Meio Ambiente ALERTA NA COP30
Brasil e ONU discutem alternativas para hospedagem em Belém após alta nos preços de hotéis
Custo elevado preocupa delegações e pode afetar participação de países mais pobres na conferência climática marcada para novembro
01/08/2025 15h25
Por: Redação 24h News MS
COP30 será realizada em Belém e pode reunir mais de 45 mil pessoas de todo o mundo (Foto - Fabio Rodrigues-Pozzebom/Agência Brasil)

Diante da alta nos preços de hotéis em Belém (PA), cidade-sede da 30ª Conferência da ONU sobre Mudanças Climáticas (COP30), o governo federal, o governo do Pará e a Organização das Nações Unidas (ONU) estão discutindo alternativas para garantir hospedagem adequada aos participantes. A reunião oficial sobre o tema foi marcada para o próximo 11 de agosto, com presença do escritório da ONU para o Clima.

A Secretaria Extraordinária da COP30, vinculada à Casa Civil da Presidência da República, informou que o encontro tratará de acomodação, transporte, segurança, alimentação e outros pontos estruturais essenciais ao evento, que deve reunir cerca de 45 mil pessoas em novembro.

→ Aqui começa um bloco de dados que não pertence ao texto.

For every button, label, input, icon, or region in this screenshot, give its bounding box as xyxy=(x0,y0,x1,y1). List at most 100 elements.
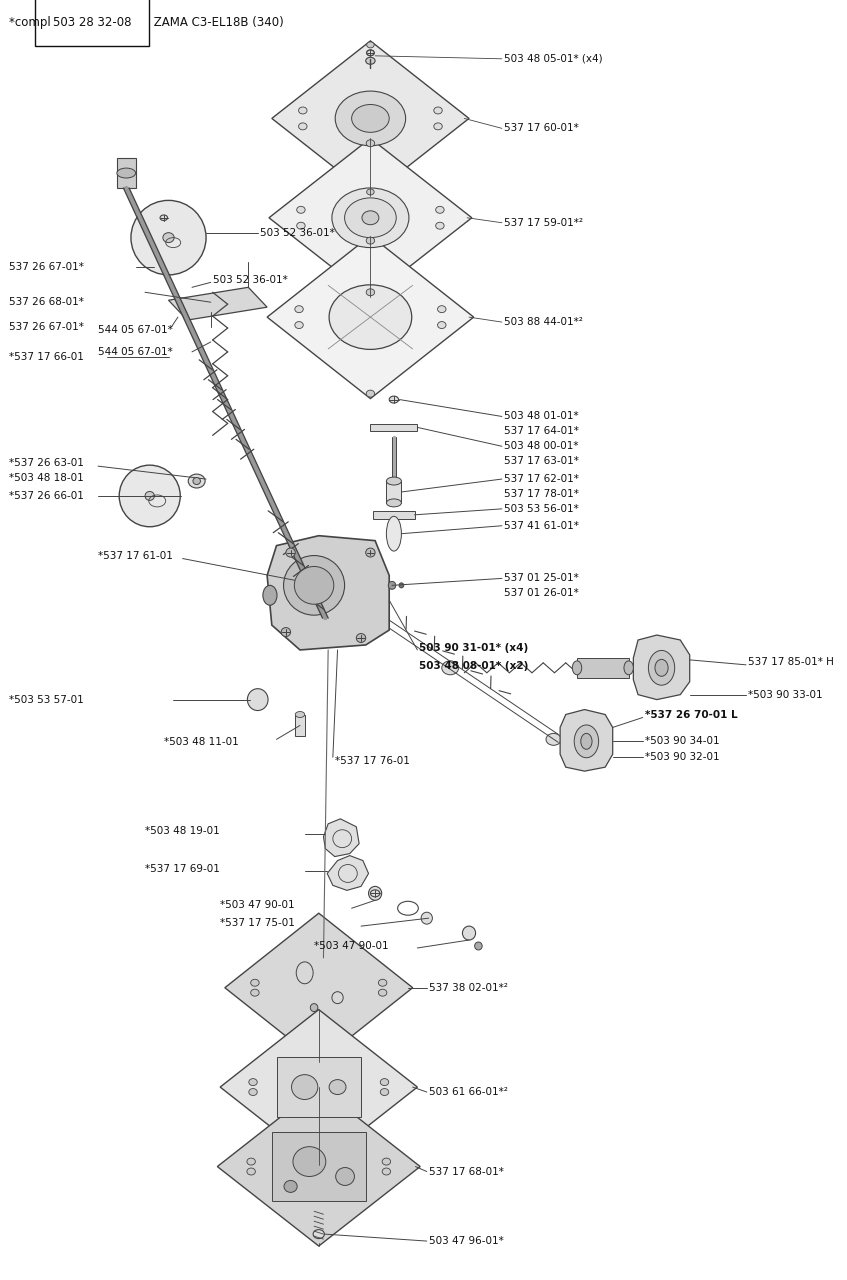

A principal preocupação é que os preços cobrados por hotéis e imóveis particulares — que já chegam a US$ 700 por noiteultrapassem o auxílio oferecido pela ONU, de US$ 149 por dia, e acabem inviabilizando a participação de delegações dos países menos desenvolvidos.

Quartos reservados e planos em andamento

Atualmente, o Brasil já dispõe de 2,5 mil quartos com tarifas fixadas entre US$ 100 e US$ 600, organizados da seguinte forma:

Como alternativa, o governo anunciou o uso de dois navios de cruzeiro como hotéis flutuantes, que somam 3,9 mil cabines e capacidade para até 6 mil leitos, além da construção de três hotéis de alto padrão e parcerias com plataformas como Airbnb e Booking para ampliar a oferta.

Preocupação com impacto diplomático

A preocupação com os altos custos já foi externada por diversas delegações. O Grupo Africano de Negociadores, que se reuniu no último dia 29, manifestou receio de que a exclusão de países pobres possa afetar a representatividade da conferência.

Richard Muyungi, presidente do grupo, foi direto:
“Não estamos prontos para reduzir o número de participantes. O Brasil tem muitas opções para garantir uma boa COP. É por isso que estamos pressionando por soluções e não por restrições.”